Tram dispute in Munich: Mayor Reiter accuses the Free State of calculation errors – fire letter – Munich

In the dispute over the tram through the English Garden, Mayor Dieter Reiter (SPD) is making serious accusations against the Bavarian state government. If you follow an open letter from Reiter to Florian Herrmann (CSU), the head of the State Chancellery, then the representatives of the Free State not only made incorrect calculations, but also gave incorrect information about the comparison of the plans.

In the justification for the surprising ban on building the new tram line through the English Garden, the Free State “obviously derived the wrong numbers and conclusions,” writes Reiter. He calls on the state government to show a willingness to talk “with a view to finding a good solution”.

A main point of contention is the question of how much land needs to be resealed to build the tram line. It should run on the existing street between the beer garden at the Chinese Tower and Thiemestrasse, but according to current planning it still needs land to the left and right of it. In its calculation, the Free State adds an additional 35 percent to the current road area. The state chancellery said it was too much of an intervention in the monument and too dangerous for park visitors.

However, according to Mayor Reiter, 9,570 square meters are earmarked for the tram track as a sealed area in the city’s planning, while the current bus route covers 8,300 square meters. The city’s calculation experts therefore estimate 1,270 square meters of additional sealing, an increase of 15 to 16 percent. That’s 20 percentage points less than the country’s calculation.

Mayor Reiter calculates in detail how wrong the Free State’s calculation is from the city’s perspective. It takes the route of around 840 meters through the English Garden, places the additional soil sealing of 3,500 square meters calculated by the State Chancellery to the left and right of the current street, resulting in an additional width of four meters. “This is not shown anywhere in the documents provided.”

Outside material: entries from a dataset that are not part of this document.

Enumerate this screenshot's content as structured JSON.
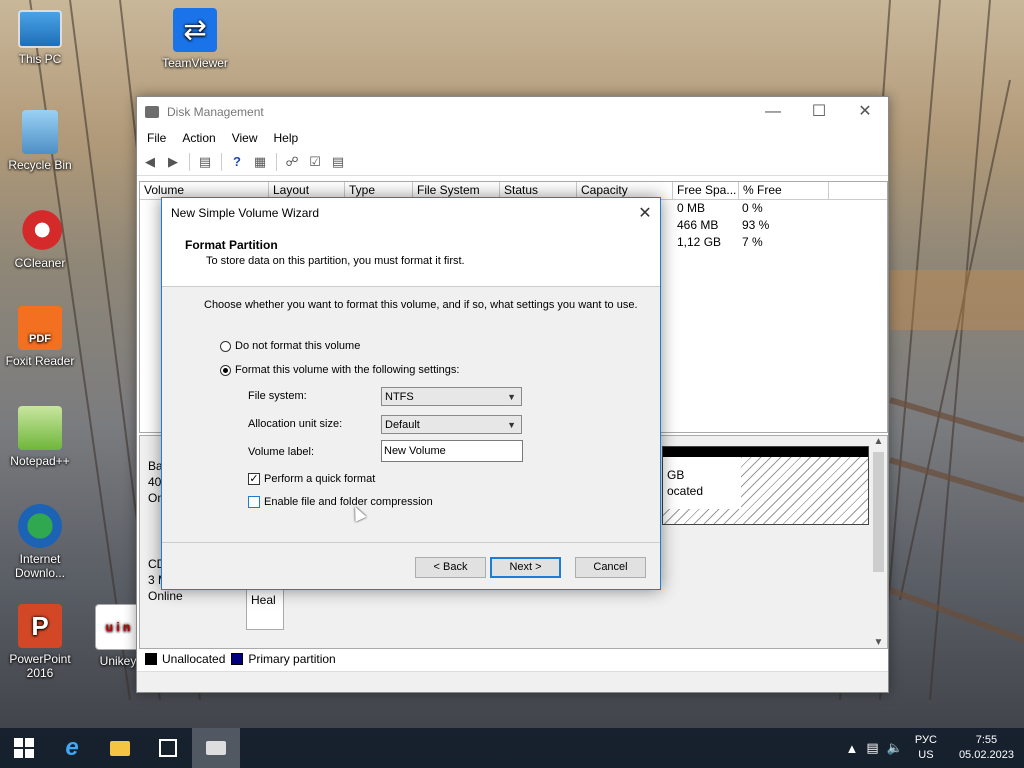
{
  "desktop": {
    "icons": [
      {
        "label": "This PC",
        "icon": "computer-icon"
      },
      {
        "label": "TeamViewer",
        "icon": "teamviewer-icon"
      },
      {
        "label": "Recycle Bin",
        "icon": "recycle-bin-icon"
      },
      {
        "label": "CCleaner",
        "icon": "ccleaner-icon"
      },
      {
        "label": "Foxit Reader",
        "icon": "foxit-reader-icon"
      },
      {
        "label": "Notepad++",
        "icon": "notepad-plus-plus-icon"
      },
      {
        "label": "Internet Downlo...",
        "icon": "internet-download-manager-icon"
      },
      {
        "label": "PowerPoint 2016",
        "icon": "powerpoint-icon"
      },
      {
        "label": "Unikey",
        "icon": "unikey-icon"
      }
    ]
  },
  "disk_management": {
    "title": "Disk Management",
    "menu": [
      "File",
      "Action",
      "View",
      "Help"
    ],
    "columns": [
      "Volume",
      "Layout",
      "Type",
      "File System",
      "Status",
      "Capacity",
      "Free Spa...",
      "% Free"
    ],
    "rows": [
      {
        "free": "0 MB",
        "pct": "0 %"
      },
      {
        "free": "466 MB",
        "pct": "93 %"
      },
      {
        "free": "1,12 GB",
        "pct": "7 %"
      }
    ],
    "disk0_lines": [
      "Ba",
      "40,",
      "On"
    ],
    "cd_lines": [
      "CD",
      "3 M",
      "Online"
    ],
    "unalloc_lines": [
      "GB",
      "ocated"
    ],
    "heal_text": "Heal",
    "legend": [
      "Unallocated",
      "Primary partition"
    ],
    "colors": {
      "unallocated": "#000000",
      "primary": "#00007f"
    }
  },
  "wizard": {
    "title": "New Simple Volume Wizard",
    "heading": "Format Partition",
    "subheading": "To store data on this partition, you must format it first.",
    "intro": "Choose whether you want to format this volume, and if so, what settings you want to use.",
    "radio_no_format": "Do not format this volume",
    "radio_format": "Format this volume with the following settings:",
    "file_system_label": "File system:",
    "file_system_value": "NTFS",
    "alloc_label": "Allocation unit size:",
    "alloc_value": "Default",
    "volume_label_label": "Volume label:",
    "volume_label_value": "New Volume",
    "quick_format_label": "Perform a quick format",
    "quick_format_checked": true,
    "compression_label": "Enable file and folder compression",
    "compression_checked": false,
    "back_button": "< Back",
    "next_button": "Next >",
    "cancel_button": "Cancel",
    "accent": "#1f7cd6"
  },
  "taskbar": {
    "language": "РУС",
    "layout": "US",
    "time": "7:55",
    "date": "05.02.2023"
  }
}
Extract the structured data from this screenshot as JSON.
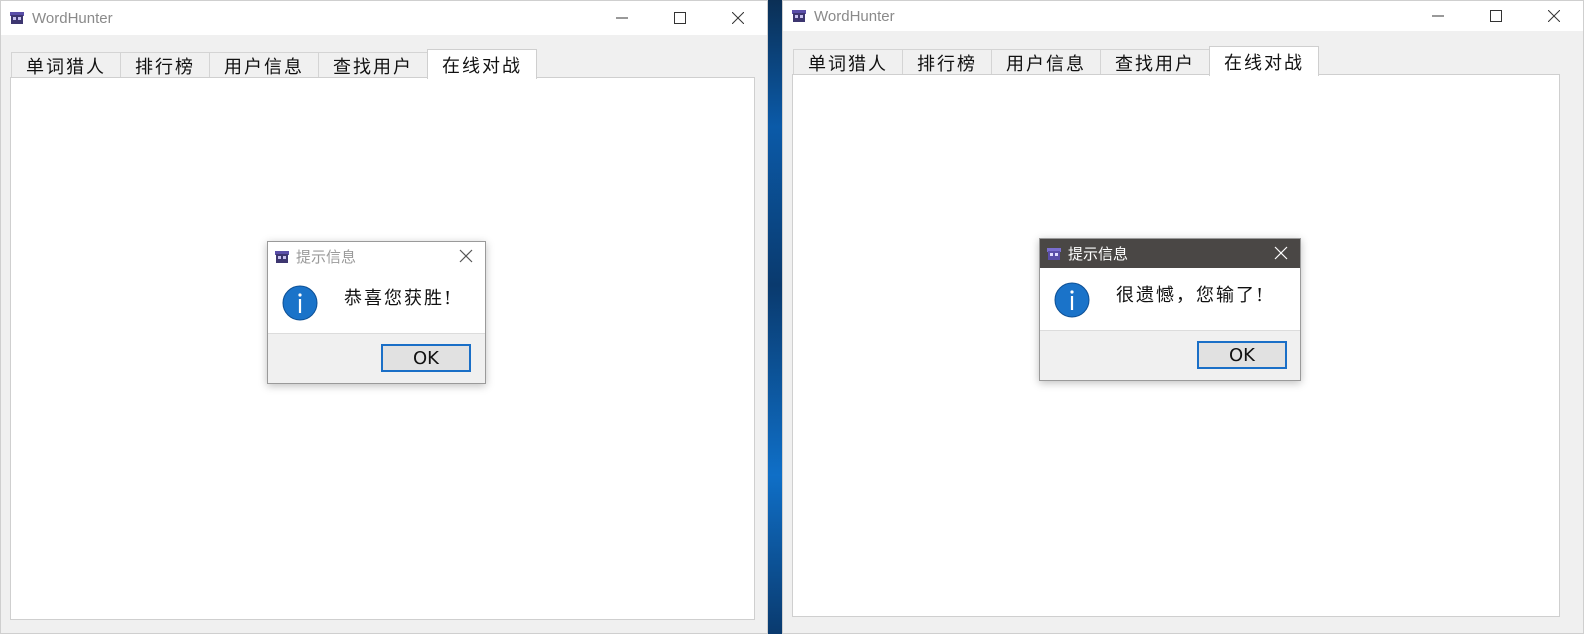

In his letter, the Mayor reacts with equal incomprehension to another passage in the letter from the State Chancellery. The Free State has “supported the city of Munich constructively for years, both in planning and in the search for possible alternatives,” Reiter quotes. The mayor counters that the Stadtwerke München (SWM), as the project sponsor, has been trying to discuss its detailed plans with the Free State for about a year. “The list of attempts is long and well documented, but unfortunately no support of any kind, let alone constructive, was achieved on your part.”

The commitment for construction from 2017 has now been officially withdrawn

In its letter dated March 12, 2024, the Free State stated that the city had unilaterally terminated the cooperation with its route decision in December 2023. State Chancellor Herrmann justified the ban on the construction of the new tram line with the corresponding Council of Ministers resolution from 2017. At that time, the state of Bavaria reserved the right to re-examine the project given the existing plans. This has now happened.

This means that the commitment for the construction from 2017 has been officially withdrawn. The then Prime Minister Horst Seehofer (CSU), as the owner’s representative of the English Garden, promised at a meeting in the park that the city would be allowed to build a tram crossing. Munich then started planning a new route that would run from Elisabethplatz via Franz-Joseph-Straße, Martius- and Thiemestrasse to Tivolistraße. This would have allowed the tram to connect Neuhausen and Bogenhausen on a northern tangent in the future. Construction should have started at the end of 2025.